Nella normativa che regola il ritiro cautelare delle armi si riscontra una grave anomalia.
Nella realtà dei fatti si presta a molteplici abusi: l’esistenza di una norma (articolo 39 del Tulps) che autorizza il ritiro cautelare delle armi (anche intere collezioni) e licenze senza dettare un limite temporale alla efficacia del provvedimento e un termine per l’intervento del prefetto rappresenta una gravissima anomalia. Il fatto che il Tar del Lazio abbia opposto al ricorso la carenza del termine va letto come una conferma dell’anomalia segnalata; dovrebbe dunque essere rimossa o cassata dalla giurisdizione nazionale o comunitaria.
Questi casi sono sempre più frequenti e spesso ne abbiamo dato notizia, ricevendo pure qualche critica. Finché non tocca a voi (dita incrociate) siete liberi di non crederci; ma questo è uno degli incubi peggiori che possono accadere agli appassionati di armi e ai cacciatori. Spesso infatti nei casi di ritiro cautelare non si trovano enunciate motivazioni precise; occorre andare a tentoni, sperando di essere buoni veggenti e cogliere la ragione, sfumata o evanescente, di tale iniziativa.
Come affrontare l’ingiustizia
Qui sta la grave ingiustizia: non avere un interlocutore avanti il quale difendersi e non avere un termine su cui contare. È ignobile attendere inerti per anni un provvedimento che potrebbe, per assurdo, non arrivare mai. Intanto le armi non possono essere usate o detenute, non si può cacciare né praticare attività sportiva.

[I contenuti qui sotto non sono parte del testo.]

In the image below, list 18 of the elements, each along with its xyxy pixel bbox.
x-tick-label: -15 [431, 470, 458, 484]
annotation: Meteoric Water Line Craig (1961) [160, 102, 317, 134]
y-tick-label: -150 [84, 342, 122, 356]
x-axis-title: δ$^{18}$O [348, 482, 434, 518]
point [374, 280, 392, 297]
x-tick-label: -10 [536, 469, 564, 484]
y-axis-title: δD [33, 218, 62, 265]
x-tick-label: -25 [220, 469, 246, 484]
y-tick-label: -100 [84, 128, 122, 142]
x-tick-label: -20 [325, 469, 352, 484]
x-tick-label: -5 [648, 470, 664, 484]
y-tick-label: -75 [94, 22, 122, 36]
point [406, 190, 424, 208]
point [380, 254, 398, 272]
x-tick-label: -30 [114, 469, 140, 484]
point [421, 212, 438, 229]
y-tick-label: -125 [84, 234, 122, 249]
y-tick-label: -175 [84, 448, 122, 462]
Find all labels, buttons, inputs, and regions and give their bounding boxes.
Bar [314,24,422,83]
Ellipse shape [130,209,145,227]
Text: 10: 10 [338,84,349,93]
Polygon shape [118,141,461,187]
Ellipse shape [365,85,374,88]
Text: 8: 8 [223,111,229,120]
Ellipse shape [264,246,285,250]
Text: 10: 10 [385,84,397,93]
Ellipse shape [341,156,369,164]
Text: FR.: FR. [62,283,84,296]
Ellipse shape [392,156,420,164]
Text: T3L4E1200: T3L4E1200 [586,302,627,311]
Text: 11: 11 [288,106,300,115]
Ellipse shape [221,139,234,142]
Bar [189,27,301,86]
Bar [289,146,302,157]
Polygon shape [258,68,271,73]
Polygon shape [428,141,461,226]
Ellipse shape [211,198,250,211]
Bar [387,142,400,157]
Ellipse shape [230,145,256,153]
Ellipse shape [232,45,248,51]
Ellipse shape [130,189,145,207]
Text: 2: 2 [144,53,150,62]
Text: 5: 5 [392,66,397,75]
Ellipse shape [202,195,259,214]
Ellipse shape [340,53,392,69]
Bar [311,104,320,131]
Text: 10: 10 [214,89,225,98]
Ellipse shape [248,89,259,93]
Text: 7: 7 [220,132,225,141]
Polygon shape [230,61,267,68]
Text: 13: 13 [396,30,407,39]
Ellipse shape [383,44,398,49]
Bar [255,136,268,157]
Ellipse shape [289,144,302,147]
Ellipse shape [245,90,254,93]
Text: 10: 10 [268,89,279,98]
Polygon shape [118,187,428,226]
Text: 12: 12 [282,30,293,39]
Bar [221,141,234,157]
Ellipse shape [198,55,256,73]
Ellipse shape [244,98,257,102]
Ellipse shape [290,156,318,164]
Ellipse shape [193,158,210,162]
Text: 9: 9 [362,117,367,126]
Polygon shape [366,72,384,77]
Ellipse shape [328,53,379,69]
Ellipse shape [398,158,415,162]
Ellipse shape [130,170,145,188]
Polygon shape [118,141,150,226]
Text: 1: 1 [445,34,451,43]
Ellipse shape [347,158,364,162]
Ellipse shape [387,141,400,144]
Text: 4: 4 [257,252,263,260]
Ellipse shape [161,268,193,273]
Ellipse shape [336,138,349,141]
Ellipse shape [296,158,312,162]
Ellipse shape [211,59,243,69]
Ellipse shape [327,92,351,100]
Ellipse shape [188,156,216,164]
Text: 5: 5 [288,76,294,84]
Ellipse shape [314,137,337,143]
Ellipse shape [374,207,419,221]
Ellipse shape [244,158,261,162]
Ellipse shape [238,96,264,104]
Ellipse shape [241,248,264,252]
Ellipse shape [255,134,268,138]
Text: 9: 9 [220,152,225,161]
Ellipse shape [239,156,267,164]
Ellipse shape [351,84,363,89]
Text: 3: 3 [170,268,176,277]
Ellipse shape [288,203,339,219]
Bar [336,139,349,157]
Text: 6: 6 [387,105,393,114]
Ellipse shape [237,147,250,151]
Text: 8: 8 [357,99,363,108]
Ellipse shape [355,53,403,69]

Ogni caso fa storia a sé; quando sono passate settimane o mesi e nulla si muove, diviene possibile inoltrare al Prefetto una richiesta di dissequestro e restituzione dei beni oggetti del ritiro cautelare. Essendo venuta meno ogni urgenza (che postula e richiede l’immediatezza del pericolo: non può esistere un’urgenza infinita) tale situazione è assimilabile a un sequestro. A questo punto la Prefettura si deve attivare e istruire la pratica per giungere all’archiviazione (in tal caso armi e licenze saranno rese) oppure all’emanazione di un decreto ex articolo 39 del Tulps, impugnabile entro 60 giorni. Se l’inerzia della pubblica amministrazione perdura saranno invece esperibili i rimedi previsti contro il silenzio amministrativo, che in tal caso si assume quale silenzio-inadempimento.